Okavango Delta: Africa's Eden In Botswana

Okavango Delta: Africa's Eden In Botswana

The Okavango Delta in Botswana is one of the world’s largest inland deltas and one of the very few major delta systems that do not flow into a sea or ocean, with a wetland system that is almost intact.

Besides the surreal environment, it supports 164 mammalian species, 157 species of reptiles and 540 species of bird. Key predators such as lions, leopards, cheetahs and endangered African wild dogs find sanctuary here alongside huge herds of wildebeests, buffaloes, zebras and various antelope species.

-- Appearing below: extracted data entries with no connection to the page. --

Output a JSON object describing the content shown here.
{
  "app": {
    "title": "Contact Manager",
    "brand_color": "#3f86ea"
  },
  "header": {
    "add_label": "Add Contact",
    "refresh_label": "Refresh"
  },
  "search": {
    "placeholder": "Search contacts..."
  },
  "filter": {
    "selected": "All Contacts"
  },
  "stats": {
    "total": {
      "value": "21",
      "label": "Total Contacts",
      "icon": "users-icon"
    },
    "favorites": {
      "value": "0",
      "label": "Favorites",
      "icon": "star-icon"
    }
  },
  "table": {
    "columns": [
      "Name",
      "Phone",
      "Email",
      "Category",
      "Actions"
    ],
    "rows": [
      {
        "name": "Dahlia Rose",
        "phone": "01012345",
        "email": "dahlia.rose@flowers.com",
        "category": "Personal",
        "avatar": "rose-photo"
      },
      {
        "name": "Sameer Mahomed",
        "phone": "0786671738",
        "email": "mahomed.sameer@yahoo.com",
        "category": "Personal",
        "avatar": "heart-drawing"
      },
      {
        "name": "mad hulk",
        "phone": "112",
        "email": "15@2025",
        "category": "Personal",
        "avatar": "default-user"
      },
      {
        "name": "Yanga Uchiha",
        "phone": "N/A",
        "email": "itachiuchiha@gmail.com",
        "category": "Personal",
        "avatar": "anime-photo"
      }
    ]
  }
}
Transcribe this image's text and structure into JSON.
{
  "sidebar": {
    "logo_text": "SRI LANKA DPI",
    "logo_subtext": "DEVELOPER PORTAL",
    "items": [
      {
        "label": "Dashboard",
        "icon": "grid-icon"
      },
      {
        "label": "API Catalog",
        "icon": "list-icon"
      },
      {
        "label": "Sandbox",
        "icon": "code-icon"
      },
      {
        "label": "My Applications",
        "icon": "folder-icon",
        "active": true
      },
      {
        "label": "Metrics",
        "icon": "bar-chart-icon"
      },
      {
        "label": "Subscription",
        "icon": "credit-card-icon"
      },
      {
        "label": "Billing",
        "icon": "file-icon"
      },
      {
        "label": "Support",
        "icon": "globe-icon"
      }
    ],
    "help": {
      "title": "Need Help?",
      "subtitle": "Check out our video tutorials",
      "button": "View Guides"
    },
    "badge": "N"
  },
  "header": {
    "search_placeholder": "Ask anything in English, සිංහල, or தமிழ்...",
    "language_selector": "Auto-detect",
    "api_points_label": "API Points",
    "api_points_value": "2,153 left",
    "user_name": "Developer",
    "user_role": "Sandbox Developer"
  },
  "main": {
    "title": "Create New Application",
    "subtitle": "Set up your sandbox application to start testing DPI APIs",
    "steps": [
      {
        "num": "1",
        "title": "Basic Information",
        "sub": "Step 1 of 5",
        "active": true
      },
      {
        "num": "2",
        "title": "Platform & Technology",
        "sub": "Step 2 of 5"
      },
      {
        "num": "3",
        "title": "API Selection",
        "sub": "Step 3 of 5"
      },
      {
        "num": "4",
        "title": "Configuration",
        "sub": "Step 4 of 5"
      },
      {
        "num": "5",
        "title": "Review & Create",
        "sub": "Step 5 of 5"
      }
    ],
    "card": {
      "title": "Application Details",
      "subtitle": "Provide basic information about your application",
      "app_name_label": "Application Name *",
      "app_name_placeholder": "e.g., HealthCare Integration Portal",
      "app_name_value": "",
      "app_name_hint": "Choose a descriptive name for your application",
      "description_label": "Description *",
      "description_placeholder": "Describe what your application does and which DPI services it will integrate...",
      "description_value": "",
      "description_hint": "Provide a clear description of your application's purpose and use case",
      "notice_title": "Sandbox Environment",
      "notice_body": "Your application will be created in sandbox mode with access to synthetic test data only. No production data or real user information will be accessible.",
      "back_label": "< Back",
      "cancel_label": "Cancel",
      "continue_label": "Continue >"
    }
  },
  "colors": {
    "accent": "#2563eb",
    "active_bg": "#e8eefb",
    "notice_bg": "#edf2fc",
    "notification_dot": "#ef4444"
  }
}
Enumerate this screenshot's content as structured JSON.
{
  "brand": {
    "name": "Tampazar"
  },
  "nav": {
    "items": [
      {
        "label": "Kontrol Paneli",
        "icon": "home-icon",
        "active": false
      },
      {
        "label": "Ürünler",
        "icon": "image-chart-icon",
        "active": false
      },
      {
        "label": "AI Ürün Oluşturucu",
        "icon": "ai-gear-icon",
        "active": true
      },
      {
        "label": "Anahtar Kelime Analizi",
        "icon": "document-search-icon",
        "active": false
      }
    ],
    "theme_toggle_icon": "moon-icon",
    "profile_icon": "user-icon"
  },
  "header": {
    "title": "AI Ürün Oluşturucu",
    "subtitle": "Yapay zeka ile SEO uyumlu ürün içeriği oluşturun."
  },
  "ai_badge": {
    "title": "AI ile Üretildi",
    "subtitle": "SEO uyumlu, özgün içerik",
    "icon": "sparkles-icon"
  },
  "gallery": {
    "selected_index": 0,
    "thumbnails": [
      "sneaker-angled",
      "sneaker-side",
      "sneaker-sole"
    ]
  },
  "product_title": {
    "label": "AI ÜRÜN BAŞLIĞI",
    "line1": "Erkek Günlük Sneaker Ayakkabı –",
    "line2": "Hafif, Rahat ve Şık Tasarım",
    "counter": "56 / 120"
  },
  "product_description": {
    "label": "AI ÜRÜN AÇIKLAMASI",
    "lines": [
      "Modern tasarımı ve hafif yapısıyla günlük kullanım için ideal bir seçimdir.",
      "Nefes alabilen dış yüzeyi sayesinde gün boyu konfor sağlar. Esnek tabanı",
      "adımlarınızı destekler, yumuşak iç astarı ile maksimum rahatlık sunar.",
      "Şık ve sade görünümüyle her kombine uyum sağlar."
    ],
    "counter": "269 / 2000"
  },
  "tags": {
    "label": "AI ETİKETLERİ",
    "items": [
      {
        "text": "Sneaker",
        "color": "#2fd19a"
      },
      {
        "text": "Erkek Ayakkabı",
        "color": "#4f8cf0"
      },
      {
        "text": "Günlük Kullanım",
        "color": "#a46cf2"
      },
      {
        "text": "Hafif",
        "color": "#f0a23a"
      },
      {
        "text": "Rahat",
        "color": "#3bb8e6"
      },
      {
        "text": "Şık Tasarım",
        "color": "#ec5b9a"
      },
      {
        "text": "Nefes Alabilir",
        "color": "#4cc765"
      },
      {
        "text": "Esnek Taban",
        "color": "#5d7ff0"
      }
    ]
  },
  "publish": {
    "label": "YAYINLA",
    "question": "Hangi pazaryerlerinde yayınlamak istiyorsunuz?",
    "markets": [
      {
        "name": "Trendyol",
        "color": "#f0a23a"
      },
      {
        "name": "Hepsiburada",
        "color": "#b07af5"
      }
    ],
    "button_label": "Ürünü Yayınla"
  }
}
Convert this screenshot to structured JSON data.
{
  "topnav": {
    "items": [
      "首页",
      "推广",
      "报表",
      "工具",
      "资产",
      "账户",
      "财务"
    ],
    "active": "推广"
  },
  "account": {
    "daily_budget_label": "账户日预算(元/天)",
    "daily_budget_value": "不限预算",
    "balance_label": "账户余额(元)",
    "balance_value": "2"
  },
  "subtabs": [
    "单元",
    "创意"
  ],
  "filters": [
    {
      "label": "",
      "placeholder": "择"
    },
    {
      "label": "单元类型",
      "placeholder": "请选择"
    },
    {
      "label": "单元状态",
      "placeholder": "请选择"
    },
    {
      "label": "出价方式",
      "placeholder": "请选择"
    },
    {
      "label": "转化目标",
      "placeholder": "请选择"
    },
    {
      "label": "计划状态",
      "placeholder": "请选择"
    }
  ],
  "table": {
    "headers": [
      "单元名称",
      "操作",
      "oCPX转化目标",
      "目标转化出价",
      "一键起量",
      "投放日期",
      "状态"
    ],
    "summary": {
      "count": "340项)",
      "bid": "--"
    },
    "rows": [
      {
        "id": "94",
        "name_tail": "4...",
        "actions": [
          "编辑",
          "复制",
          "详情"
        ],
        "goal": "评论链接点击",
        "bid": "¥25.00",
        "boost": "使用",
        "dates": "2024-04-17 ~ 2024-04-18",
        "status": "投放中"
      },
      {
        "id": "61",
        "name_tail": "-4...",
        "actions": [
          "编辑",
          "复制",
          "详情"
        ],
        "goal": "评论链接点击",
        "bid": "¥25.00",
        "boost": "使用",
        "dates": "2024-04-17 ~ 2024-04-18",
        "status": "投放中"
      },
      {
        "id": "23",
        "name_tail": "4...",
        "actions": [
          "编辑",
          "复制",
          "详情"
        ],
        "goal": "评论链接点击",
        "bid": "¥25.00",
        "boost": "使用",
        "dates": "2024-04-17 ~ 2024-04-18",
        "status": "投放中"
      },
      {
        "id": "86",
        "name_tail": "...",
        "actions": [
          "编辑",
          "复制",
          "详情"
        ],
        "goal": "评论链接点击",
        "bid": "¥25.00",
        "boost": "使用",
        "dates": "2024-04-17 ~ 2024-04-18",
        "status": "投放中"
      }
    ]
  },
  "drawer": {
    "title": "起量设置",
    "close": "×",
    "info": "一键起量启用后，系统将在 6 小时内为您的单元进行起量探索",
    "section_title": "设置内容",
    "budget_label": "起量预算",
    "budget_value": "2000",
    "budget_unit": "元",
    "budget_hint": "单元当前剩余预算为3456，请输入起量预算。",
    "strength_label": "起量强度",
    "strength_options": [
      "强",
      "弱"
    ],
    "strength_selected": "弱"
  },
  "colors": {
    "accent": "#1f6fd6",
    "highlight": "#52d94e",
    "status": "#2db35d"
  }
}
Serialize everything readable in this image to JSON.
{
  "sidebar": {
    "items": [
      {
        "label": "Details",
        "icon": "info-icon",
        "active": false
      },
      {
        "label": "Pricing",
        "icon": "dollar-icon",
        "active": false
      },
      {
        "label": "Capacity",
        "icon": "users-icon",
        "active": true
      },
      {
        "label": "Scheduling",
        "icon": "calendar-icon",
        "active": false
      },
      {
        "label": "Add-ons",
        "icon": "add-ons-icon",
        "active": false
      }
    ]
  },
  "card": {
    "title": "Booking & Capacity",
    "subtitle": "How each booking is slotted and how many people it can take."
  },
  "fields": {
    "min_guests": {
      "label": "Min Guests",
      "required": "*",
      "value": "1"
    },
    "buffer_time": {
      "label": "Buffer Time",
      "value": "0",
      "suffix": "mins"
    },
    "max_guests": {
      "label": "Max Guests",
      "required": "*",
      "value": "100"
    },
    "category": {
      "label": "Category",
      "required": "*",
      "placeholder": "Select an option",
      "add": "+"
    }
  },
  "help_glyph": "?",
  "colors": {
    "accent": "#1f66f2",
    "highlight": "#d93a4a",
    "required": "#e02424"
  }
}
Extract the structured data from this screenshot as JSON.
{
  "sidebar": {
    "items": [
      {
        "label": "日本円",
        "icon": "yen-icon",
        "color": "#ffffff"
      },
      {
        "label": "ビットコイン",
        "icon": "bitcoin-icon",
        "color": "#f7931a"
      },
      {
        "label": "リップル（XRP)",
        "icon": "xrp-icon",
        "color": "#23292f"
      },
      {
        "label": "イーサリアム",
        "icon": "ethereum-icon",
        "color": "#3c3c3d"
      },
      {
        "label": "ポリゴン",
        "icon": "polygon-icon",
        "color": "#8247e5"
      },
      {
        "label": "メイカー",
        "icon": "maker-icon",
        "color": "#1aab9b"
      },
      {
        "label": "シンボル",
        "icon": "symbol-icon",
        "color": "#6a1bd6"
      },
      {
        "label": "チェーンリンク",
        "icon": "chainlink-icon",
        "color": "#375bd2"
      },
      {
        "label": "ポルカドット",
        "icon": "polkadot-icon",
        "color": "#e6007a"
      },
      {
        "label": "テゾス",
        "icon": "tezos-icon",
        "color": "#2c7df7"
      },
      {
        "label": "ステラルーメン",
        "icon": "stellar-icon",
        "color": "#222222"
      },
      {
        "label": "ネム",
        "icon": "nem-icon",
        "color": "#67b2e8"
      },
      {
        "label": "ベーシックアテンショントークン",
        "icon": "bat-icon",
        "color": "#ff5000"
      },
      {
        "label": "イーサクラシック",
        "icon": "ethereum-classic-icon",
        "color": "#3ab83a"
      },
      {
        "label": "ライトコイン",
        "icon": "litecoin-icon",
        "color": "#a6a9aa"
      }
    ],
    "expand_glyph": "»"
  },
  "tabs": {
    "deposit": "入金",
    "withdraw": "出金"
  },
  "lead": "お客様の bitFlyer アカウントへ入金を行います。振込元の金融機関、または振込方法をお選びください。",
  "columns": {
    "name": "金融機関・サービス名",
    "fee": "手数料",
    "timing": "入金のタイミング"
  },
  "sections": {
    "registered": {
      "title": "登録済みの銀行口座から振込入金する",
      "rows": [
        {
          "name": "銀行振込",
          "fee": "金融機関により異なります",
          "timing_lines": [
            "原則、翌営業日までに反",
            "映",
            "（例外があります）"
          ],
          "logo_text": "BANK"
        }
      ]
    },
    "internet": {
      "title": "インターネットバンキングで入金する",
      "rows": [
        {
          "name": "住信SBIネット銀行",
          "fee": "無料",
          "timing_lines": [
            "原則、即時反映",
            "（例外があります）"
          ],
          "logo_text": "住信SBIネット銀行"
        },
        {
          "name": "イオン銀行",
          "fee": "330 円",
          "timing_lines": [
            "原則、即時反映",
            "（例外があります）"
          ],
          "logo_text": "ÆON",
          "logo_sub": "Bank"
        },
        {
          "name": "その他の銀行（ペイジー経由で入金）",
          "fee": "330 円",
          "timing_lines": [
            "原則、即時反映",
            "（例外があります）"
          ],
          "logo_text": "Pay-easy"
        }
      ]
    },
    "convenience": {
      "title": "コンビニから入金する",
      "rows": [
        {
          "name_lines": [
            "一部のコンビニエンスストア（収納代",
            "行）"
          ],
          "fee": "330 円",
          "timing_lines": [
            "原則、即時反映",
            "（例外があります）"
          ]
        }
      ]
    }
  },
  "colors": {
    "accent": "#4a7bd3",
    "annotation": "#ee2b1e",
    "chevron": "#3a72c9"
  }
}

The islands (some say 150,000) in Okavango were formed following the creation of termite mounds, while the waterways and paths created by the hippos. The physical nature of the Delta is constantly changing as these animals reshape the landscape as the seasons' progress - new islands are formed whilst others are swallowed up by flood or the trampling of other animals.

We spent two nights here learning about life in the delta, cruising the waterways in mokoros and boats as well as getting chased by a herd of breeding elephants off Amarula Island. My companions had been moaning about not seeing elephants despite the entire place covered in their poop. I’m not sure why anyone wants to see wild elephants while on a WALKING tour but just as voices were getting raised, someone with very sharp eyes spotted one. Hurray, let’s go see the elephant. The guide gave three instructions – 1) Be quiet, 2) Move in a single file and 3) No sudden movement. Everyone ignored the warnings as we got closer and closer just to discover it was one but a herd of breeding elephants aka aggressive mummies and babies. They noticed we were there and one of them started heading towards our mokoro to block our exit from the island but was kind enough to let out two loud warning trumpets.

We raced back to the meeting point and same people who were eager to see elephants were now wondering about their lives possibly being in danger. I found it all amusing even though I was too ill

On the mokoro ride back I overheard someone pray to see hippos. At this point, I prayed for Jesus to take the wheel because clearly people had lost their minds and were trying to get us killed.

Botswana has one of the highest conservation land rations in Africa and has been very successful with their wildlife conservation strategy that is based on attracting the high-rolling, low-impact end of the tourist trade. They have a policy that limits the number of visitors and charge very high prices for the privilege but I must say, the beauty of the country is worth every penny you pay.